Security researchers have discovered a likely North Korean cyber-espionage campaign targeting the IT network of a Russian manufacturer of intercontinental ballistic missiles and aerospace equipment.
Leaked emails from NPO Mashinostroyeniya, which is sanctioned by the US for its role in Russia’s invasion of Ukraine, helped SentinelLabs researchers work out what had happened.
“Internal NPO Mashinostroyeniya emails show IT staff exchanged discussions highlighting questionable communications between specific processes and unknown external infrastructure,” it explained in a blog post.
“The same day, the NPO Mashinostroyeniya staff also identified a suspicious DLL file present in different internal systems. The month following the intrusion, NPO Mashinostroyeniya engaged with their AV solution’s support staff to determine why this and other activity was not detected.”
Although SentinelLabs is still unclear about the initial access vector, it claimed that North Korean actors compromised an email server at the firm and deployed a Windows backdoor dubbed “OpenCarrot” to its network.
The threat intelligence vendor attributed the attack to ScarCruft (APT37), although the OpenCarrot backdoor is more commonly associated with another Pyongyang group: Lazarus.
The backdoor features a wide range of functionality to support reconnaissance, file system and process manipulation, and reconfiguration/connectivity, the report claimed.

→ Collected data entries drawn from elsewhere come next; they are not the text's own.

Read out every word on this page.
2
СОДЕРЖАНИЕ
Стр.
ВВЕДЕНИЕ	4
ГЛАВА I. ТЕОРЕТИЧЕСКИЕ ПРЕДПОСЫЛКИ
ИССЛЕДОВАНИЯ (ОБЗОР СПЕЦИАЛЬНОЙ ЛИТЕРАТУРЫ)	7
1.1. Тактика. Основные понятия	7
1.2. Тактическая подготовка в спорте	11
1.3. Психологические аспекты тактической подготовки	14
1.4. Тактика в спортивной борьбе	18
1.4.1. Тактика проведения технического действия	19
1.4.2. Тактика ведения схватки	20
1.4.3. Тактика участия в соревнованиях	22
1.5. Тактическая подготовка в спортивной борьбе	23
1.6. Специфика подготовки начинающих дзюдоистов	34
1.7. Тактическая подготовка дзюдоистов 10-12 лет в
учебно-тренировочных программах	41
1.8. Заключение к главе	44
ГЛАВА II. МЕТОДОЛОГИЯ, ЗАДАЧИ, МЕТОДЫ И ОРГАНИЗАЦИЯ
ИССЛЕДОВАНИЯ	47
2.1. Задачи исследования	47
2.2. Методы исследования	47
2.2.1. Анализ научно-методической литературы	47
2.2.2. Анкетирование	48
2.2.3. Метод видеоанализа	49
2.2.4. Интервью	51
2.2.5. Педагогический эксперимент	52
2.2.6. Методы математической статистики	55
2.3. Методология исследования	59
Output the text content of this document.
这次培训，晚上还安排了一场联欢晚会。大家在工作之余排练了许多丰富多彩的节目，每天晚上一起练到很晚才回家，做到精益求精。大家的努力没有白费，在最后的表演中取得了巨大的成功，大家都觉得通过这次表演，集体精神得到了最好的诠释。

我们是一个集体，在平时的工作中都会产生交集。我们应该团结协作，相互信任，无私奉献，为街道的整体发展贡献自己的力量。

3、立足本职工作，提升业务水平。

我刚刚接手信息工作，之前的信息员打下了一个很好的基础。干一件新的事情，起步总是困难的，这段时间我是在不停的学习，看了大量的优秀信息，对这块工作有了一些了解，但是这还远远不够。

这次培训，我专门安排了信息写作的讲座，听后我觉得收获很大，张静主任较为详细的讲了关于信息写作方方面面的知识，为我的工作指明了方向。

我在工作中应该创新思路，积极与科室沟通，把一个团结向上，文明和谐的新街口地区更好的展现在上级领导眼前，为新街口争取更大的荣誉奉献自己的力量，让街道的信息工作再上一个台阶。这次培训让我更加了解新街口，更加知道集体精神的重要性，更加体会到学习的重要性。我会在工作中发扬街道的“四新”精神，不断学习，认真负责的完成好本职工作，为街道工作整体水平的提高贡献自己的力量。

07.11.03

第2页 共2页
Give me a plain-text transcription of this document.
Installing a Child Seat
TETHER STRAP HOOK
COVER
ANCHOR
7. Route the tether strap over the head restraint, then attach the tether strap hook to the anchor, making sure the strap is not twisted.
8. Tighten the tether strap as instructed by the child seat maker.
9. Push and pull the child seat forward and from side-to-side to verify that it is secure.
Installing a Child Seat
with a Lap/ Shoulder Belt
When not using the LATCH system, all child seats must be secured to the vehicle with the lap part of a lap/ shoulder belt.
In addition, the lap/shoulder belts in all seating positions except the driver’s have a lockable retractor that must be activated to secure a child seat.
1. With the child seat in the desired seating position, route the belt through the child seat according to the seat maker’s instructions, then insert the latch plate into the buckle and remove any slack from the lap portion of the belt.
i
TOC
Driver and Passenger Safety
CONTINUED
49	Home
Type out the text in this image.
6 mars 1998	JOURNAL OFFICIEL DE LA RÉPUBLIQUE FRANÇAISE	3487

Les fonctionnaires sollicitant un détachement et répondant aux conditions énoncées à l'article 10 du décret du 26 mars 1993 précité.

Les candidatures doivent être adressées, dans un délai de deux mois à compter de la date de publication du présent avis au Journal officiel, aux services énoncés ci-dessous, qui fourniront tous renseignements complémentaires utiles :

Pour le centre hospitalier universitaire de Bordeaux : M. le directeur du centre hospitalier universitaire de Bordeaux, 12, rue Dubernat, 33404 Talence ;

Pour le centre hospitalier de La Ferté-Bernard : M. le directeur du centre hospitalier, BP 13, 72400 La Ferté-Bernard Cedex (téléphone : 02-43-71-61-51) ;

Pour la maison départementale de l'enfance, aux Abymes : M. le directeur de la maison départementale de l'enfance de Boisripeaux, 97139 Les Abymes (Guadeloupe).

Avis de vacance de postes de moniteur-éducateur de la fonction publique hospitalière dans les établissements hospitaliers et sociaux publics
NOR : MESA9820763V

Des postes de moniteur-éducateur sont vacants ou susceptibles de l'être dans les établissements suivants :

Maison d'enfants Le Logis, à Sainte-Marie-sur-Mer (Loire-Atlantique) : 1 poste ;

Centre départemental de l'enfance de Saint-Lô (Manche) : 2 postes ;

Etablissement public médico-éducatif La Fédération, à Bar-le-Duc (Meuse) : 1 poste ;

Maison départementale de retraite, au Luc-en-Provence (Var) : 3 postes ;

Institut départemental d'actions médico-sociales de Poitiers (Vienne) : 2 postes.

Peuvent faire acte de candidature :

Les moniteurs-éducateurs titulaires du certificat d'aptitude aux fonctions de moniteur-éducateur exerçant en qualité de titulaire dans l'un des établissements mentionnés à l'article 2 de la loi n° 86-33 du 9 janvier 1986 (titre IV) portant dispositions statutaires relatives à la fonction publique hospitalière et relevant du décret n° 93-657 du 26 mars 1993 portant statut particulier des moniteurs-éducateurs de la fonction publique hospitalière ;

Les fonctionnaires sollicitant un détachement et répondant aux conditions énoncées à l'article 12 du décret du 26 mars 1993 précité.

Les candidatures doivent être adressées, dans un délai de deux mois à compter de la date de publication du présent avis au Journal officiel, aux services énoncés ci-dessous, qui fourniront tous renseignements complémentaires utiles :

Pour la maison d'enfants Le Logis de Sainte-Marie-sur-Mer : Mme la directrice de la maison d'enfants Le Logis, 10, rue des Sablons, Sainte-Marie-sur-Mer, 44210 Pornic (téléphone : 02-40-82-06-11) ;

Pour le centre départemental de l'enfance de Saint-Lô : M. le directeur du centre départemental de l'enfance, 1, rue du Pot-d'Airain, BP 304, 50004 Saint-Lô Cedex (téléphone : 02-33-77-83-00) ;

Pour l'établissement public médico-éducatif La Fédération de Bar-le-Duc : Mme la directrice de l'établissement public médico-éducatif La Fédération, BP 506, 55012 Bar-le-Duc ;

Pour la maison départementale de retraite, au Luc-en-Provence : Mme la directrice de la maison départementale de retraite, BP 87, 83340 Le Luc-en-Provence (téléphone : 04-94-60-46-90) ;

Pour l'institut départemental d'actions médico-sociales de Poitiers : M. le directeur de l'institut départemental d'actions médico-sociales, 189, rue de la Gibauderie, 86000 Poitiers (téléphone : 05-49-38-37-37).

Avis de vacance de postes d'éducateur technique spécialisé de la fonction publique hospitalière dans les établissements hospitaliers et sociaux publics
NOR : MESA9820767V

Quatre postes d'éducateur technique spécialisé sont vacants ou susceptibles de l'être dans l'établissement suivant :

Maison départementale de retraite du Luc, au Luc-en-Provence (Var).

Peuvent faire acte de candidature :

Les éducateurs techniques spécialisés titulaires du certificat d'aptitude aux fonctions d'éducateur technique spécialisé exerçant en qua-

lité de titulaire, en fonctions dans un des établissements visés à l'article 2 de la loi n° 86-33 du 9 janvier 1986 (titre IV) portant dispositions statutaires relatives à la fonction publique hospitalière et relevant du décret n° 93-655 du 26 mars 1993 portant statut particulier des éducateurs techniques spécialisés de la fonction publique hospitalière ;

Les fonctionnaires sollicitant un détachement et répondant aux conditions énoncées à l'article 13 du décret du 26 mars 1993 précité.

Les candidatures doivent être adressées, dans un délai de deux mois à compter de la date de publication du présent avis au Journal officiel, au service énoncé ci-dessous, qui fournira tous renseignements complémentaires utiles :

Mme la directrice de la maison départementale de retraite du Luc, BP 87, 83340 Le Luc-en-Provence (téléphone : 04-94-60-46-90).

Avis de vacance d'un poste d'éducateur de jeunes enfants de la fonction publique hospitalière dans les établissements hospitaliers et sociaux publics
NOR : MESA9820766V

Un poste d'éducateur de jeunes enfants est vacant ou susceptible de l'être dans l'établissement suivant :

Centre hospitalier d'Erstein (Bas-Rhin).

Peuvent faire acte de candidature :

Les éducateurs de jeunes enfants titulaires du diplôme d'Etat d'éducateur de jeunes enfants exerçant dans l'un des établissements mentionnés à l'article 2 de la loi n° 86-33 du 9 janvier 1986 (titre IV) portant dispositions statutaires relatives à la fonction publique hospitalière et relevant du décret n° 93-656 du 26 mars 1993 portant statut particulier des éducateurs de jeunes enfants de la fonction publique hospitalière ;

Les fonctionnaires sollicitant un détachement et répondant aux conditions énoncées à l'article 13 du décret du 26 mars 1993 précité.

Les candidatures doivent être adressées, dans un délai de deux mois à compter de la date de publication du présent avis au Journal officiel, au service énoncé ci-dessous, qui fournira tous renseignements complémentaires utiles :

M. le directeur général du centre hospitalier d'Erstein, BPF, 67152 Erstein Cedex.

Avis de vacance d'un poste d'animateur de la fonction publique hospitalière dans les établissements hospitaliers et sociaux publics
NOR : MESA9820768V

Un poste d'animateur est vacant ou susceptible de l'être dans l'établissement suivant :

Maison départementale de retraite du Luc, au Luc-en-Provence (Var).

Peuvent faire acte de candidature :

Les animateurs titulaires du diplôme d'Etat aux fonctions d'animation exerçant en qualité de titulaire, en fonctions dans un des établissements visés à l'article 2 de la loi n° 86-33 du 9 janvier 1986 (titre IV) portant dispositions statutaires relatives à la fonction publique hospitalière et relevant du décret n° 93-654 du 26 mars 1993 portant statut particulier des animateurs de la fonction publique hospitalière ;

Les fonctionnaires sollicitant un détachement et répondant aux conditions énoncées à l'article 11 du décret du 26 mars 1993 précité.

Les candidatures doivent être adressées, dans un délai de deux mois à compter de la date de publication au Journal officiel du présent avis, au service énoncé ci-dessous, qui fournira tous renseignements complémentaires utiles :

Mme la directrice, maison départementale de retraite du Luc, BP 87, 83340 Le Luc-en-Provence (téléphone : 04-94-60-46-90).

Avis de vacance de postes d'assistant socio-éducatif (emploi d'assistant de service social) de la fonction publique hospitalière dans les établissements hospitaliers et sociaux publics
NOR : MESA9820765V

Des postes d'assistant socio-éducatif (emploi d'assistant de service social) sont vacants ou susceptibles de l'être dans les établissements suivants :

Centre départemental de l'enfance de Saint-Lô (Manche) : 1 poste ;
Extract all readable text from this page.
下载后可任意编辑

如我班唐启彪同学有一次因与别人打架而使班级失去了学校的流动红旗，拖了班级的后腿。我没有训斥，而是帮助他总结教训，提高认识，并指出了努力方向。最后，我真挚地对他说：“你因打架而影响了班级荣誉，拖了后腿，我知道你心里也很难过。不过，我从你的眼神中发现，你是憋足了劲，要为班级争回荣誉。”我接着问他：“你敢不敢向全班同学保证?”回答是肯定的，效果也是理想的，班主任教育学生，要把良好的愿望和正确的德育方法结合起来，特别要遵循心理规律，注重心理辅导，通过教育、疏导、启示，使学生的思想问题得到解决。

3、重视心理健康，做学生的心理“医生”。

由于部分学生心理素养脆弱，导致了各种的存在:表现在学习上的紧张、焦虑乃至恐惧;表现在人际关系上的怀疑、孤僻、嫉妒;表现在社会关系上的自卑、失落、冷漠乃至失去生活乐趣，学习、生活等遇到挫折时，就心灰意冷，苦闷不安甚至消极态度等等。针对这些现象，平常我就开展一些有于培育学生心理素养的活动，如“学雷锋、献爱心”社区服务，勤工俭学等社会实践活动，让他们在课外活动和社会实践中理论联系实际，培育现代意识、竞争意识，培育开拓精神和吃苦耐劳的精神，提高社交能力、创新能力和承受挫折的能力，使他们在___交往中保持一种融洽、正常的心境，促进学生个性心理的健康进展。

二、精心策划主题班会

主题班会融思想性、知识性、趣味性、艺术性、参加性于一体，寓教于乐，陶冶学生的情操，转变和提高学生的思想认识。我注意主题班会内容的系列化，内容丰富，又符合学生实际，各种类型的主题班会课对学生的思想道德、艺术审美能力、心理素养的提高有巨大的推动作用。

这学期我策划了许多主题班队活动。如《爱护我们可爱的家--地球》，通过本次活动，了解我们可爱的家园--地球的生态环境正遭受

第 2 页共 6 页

“As a feature-rich, configurable, and versatile backdoor, the malware is a strong enabler of the group’s operations. With a wide range of supported functionality, OpenCarrot enables full compromise of infected machines, as well as the coordination of multiple infections across a local network,” SentinelLabs explained.
“The OpenCarrot variant we analyzed supports proxying C2 communication through the internal network hosts and directly to the external server, which supports the strong possibility of a network-wide compromise.”
It’s no secret that the Kim Jong-un regime is developing a nuclear and missile program, using billions stolen from crypto firms and banks over the years. It follows that the hermit nation would also use cyber-espionage to access vital intellectual property in order to advance its plans.